作者: 子鹿学生信 | 来源:发表于2018-11-17 10:13 被阅读3次

    CHAPTER 3 Data Transformation with dplyr

    library(nycflights13)
    library(tidyverse)
    

    查看冲突信息发现dplyr与基本包的函数冲突,如想用基本包的函数,可以这样写:stats::filter(),stats::lag()。
    本次演示数据为nycflights13::flights,包括336,776 flights that departed from New York City in 2013,数据来自US Bureau of Transportation Statistics。
    查看具体信息:

    ?flights
    class(flights)
    dim(flights)
    head(flights)
    View(flights)
    

    可以发现该数据是一个Tibbles,属于数据框,但是在tidyverse里更方便。

    dplyr包的核心函数:

    • filter 按行筛选
    • arrange 给行排序
    • select 按列筛选
    • mutate 根据原有列生成新列
    • summarize 摘要统计
      以上函数都可以与group_by()连用,用于分组执行。
      执行模板为:第一个参数为数据框,后面的参数为要做的事情,然后返回新数据框。

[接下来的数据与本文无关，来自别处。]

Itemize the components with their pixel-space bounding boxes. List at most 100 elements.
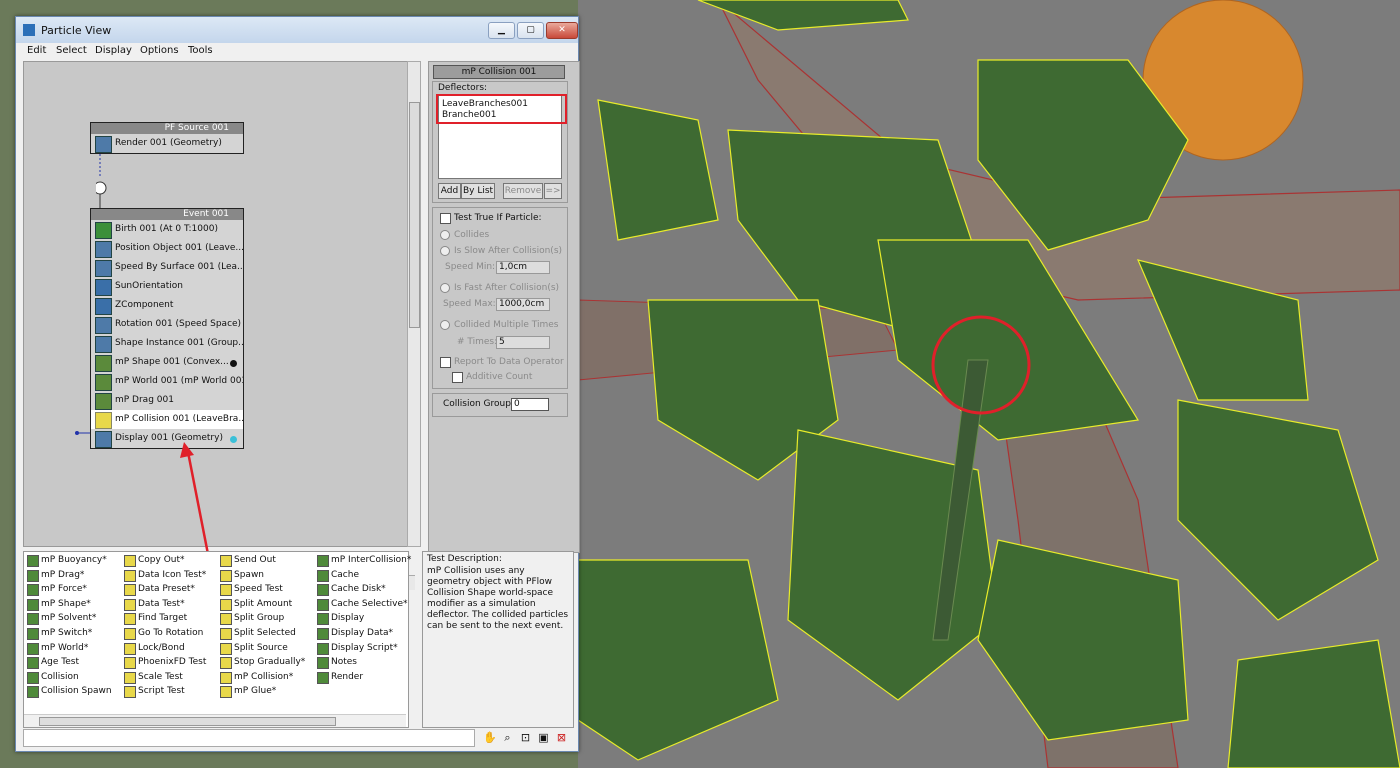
report-checkbox[interactable] — [440, 357, 451, 368]
depot-operator[interactable]: Cache Selective* — [317, 598, 407, 611]
depot-operator[interactable]: Collision Spawn — [27, 685, 112, 699]
op-sun-orientation[interactable]: SunOrientation — [91, 277, 243, 296]
depot-operator[interactable]: Render — [317, 671, 363, 684]
no-draw-icon[interactable]: ⊠ — [555, 731, 568, 744]
report-label: Report To Data Operator — [454, 357, 564, 367]
depot-operator[interactable]: Display Script* — [317, 642, 398, 655]
depot-operator[interactable]: Split Source — [220, 642, 288, 655]
depot-operator[interactable]: Speed Test — [220, 583, 283, 597]
depot-operator[interactable]: Find Target — [124, 612, 187, 626]
depot-operator[interactable]: PhoenixFD Test — [124, 656, 206, 670]
maximize-button[interactable]: ▢ — [517, 22, 544, 39]
depot-operator[interactable]: Lock/Bond — [124, 642, 185, 655]
depot-operator[interactable]: mP Switch* — [27, 627, 92, 640]
zoom-region-icon[interactable]: ⊡ — [519, 731, 532, 744]
additive-checkbox[interactable] — [452, 372, 463, 383]
depot-operator[interactable]: Split Selected — [220, 627, 296, 640]
depot-operator[interactable]: mP Force* — [27, 583, 87, 597]
fast-after-radio[interactable] — [440, 283, 450, 293]
node-row[interactable]: Render 001 (Geometry) — [91, 134, 243, 153]
depot-operator[interactable]: mP Glue* — [220, 685, 276, 699]
zoom-extents-icon[interactable]: ▣ — [537, 731, 550, 744]
title-bar[interactable]: Particle View ▁ ▢ ✕ — [16, 17, 578, 43]
operator-icon — [124, 642, 136, 655]
event-graph[interactable]: PF Source 001 Render 001 (Geometry) Even… — [23, 61, 415, 688]
speed-min-spinner[interactable]: 1,0cm — [496, 261, 550, 274]
op-mp-drag[interactable]: mP Drag 001 — [91, 391, 243, 410]
depot-operator[interactable]: Split Group — [220, 612, 284, 626]
depot-operator[interactable]: mP Shape* — [27, 598, 91, 611]
times-spinner[interactable]: 5 — [496, 336, 550, 349]
rollout-header[interactable]: mP Collision 001 — [433, 65, 565, 79]
depot-hscrollbar[interactable] — [24, 714, 406, 727]
depot-operator[interactable]: Age Test — [27, 656, 79, 670]
shape-icon — [95, 336, 112, 353]
depot-operator[interactable]: Scale Test — [124, 671, 183, 684]
minimize-button[interactable]: ▁ — [488, 22, 515, 39]
depot-operator[interactable]: mP Drag* — [27, 569, 84, 582]
menu-select[interactable]: Select — [56, 45, 87, 56]
depot-operator[interactable]: Display Data* — [317, 627, 393, 640]
vscroll-thumb[interactable] — [409, 102, 420, 328]
collides-radio[interactable] — [440, 230, 450, 240]
depot-operator[interactable]: mP Solvent* — [27, 612, 96, 626]
script-icon — [95, 279, 112, 296]
collision-group-spinner[interactable]: 0 — [511, 398, 549, 411]
depot-operator[interactable]: Split Amount — [220, 598, 293, 611]
depot-operator[interactable]: mP World* — [27, 642, 88, 655]
operator-icon — [220, 613, 232, 626]
op-mp-shape[interactable]: mP Shape 001 (Convex... — [91, 353, 243, 372]
depot-operator[interactable]: Data Preset* — [124, 583, 195, 597]
depot-operator[interactable]: Data Icon Test* — [124, 569, 206, 582]
op-mp-world[interactable]: mP World 001 (mP World 003) — [91, 372, 243, 391]
depot-operator[interactable]: Script Test — [124, 685, 185, 699]
depot-operator[interactable]: Data Test* — [124, 598, 185, 611]
depot-operator[interactable]: Collision — [27, 671, 79, 684]
3d-viewport[interactable] — [578, 0, 1400, 768]
by-list-button[interactable]: By List — [461, 183, 495, 199]
op-zcomponent[interactable]: ZComponent — [91, 296, 243, 315]
pf-source-node[interactable]: PF Source 001 Render 001 (Geometry) — [90, 122, 244, 154]
pan-icon[interactable]: ✋ — [483, 731, 497, 744]
graph-vscrollbar[interactable] — [407, 61, 421, 547]
depot-operator[interactable]: Spawn — [220, 569, 264, 582]
op-mp-collision[interactable]: mP Collision 001 (LeaveBra... — [91, 410, 243, 429]
event-node[interactable]: Event 001 Birth 001 (At 0 T:1000) Positi… — [90, 208, 244, 449]
slow-after-radio[interactable] — [440, 246, 450, 256]
op-position-object[interactable]: Position Object 001 (Leave... — [91, 239, 243, 258]
depot-operator[interactable]: Cache — [317, 569, 359, 582]
close-button[interactable]: ✕ — [546, 22, 578, 39]
deflectors-list[interactable]: LeaveBranches001 Branche001 — [436, 94, 567, 179]
arrow-button[interactable]: => — [544, 183, 562, 199]
op-rotation[interactable]: Rotation 001 (Speed Space) — [91, 315, 243, 334]
zoom-icon[interactable]: ⌕ — [501, 731, 514, 744]
menu-options[interactable]: Options — [140, 45, 179, 56]
operator-icon — [317, 671, 329, 684]
depot-operator[interactable]: Go To Rotation — [124, 627, 203, 640]
depot-operator[interactable]: Copy Out* — [124, 554, 185, 567]
remove-button[interactable]: Remove — [503, 183, 543, 199]
test-true-checkbox[interactable] — [440, 213, 451, 224]
op-shape-instance[interactable]: Shape Instance 001 (Group... — [91, 334, 243, 353]
menu-display[interactable]: Display — [95, 45, 132, 56]
depot-operator[interactable]: mP Buoyancy* — [27, 554, 107, 567]
depot-operator[interactable]: Send Out — [220, 554, 276, 567]
multiple-radio[interactable] — [440, 320, 450, 330]
operator-depot[interactable]: mP Buoyancy* mP Drag* mP Force* mP Shape* mP… — [23, 551, 411, 728]
op-speed-by-surface[interactable]: Speed By Surface 001 (Lea... — [91, 258, 243, 277]
operator-icon — [27, 569, 39, 582]
depot-operator[interactable]: mP Collision* — [220, 671, 294, 684]
menu-edit[interactable]: Edit — [27, 45, 46, 56]
speed-max-spinner[interactable]: 1000,0cm — [496, 298, 550, 311]
menu-tools[interactable]: Tools — [188, 45, 213, 56]
operator-label: mP Collision* — [234, 671, 294, 682]
op-birth[interactable]: Birth 001 (At 0 T:1000) — [91, 220, 243, 239]
depot-scroll-thumb[interactable] — [39, 717, 336, 726]
operator-label: Split Amount — [234, 598, 293, 609]
depot-operator[interactable]: Display — [317, 612, 364, 626]
add-button[interactable]: Add — [438, 183, 461, 199]
depot-operator[interactable]: Stop Gradually* — [220, 656, 305, 670]
depot-operator[interactable]: Notes — [317, 656, 357, 670]
depot-operator[interactable]: Cache Disk* — [317, 583, 386, 597]
depot-operator[interactable]: mP InterCollision* — [317, 554, 411, 567]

    Filter Rows with filter()

    filter(flights, month == 1, day == 1)
    # 如果想保存结果,需要另外赋值给一个变量
    jan1 <- filter(flights, month == 1, day == 1)
    # 如果想保存同时打印,需要在外层用括号包裹起来。
    (jan1 <- filter(flights, month == 1, day == 1))
    
    

    Comparisons

    比较运算符:>, >=, <, <=, != (not equal), and == (equal)。
    几个易犯的错误:

    • 判断相等是“==” 而不是“=”;
    • 浮点型和整型数据不相等,用near判断。
    sqrt(2) ^ 2 == 2
    #> [1] FALSE
    1/49 * 49 == 1
    #> [1] FALSE
    near(sqrt(2) ^ 2, 2)
    #> [1] TRUE
    near(1 / 49 * 49, 1)
    #> [1] TRUE
    

    Logical Operators

    或 | ,与 & ,非 !

    # 找出11月或12月出发的航班
    filter(flights, month == 11 | month == 12)
    

    用管道符简化选择 x%in%y,指x是y中的一个

    (nov_dec <- filter(flights, month %in% c(11,12)))
    

    其他简化操作:!(x & y)等价于!x | !y,!(x | y)等价于!x & !y

    # 这两个结果相同
    filter(flights, !(arr_delay > 120 | dep_delay > 120))
    filter(flights, arr_delay <= 120, dep_delay <= 120)
    

    Missing Values 缺失值

    缺失值用NAs表示 (“not availables”)
    NULL表示空值,无

    NA > 5
    #> [1] NA
    10 == NA
    #> [1] NA
    NA + 10
    #> [1] NA
    
    NA == NA
    #> [1] NA
    

    is.na()检查是否是缺失值
    注意filter只选择TRUE的值,FALSE 和 NA 的会排除掉,
    如果想保留缺失值

    df <- tibble(x=c(1,NA,3))
    filter(df,x > 1)
    #> # A tibble: 1 × 1
    #> x
    #> <dbl>
    #> 1 3
    filter(df, is.na(x) | x > 1)
    #> # A tibble: 2 × 1
    #> x
    #> <dbl>
    #> 1 NA
    #> 2 3
    

    练习题:
    1.a选择延误到达大于等于两个小时的航班

    View(flights)
    filter(flights, arr_delay >= 120)
    

    b.The flights that flew to Houston were are those flights where the destination (dest) is either “IAH” or “HOU”.

    filter(flights,dest=='IAH' | dest=='HOU')
    # 或者用%in% 选择
    filter(flights,dest %in% c('IAH','HOU'))
    

    c. Were operated by United, American, or Delta

    filter(flights, carrier %in% c("AA", "DL", "UA"))
    

    d.Departed in summer (July, August, and September)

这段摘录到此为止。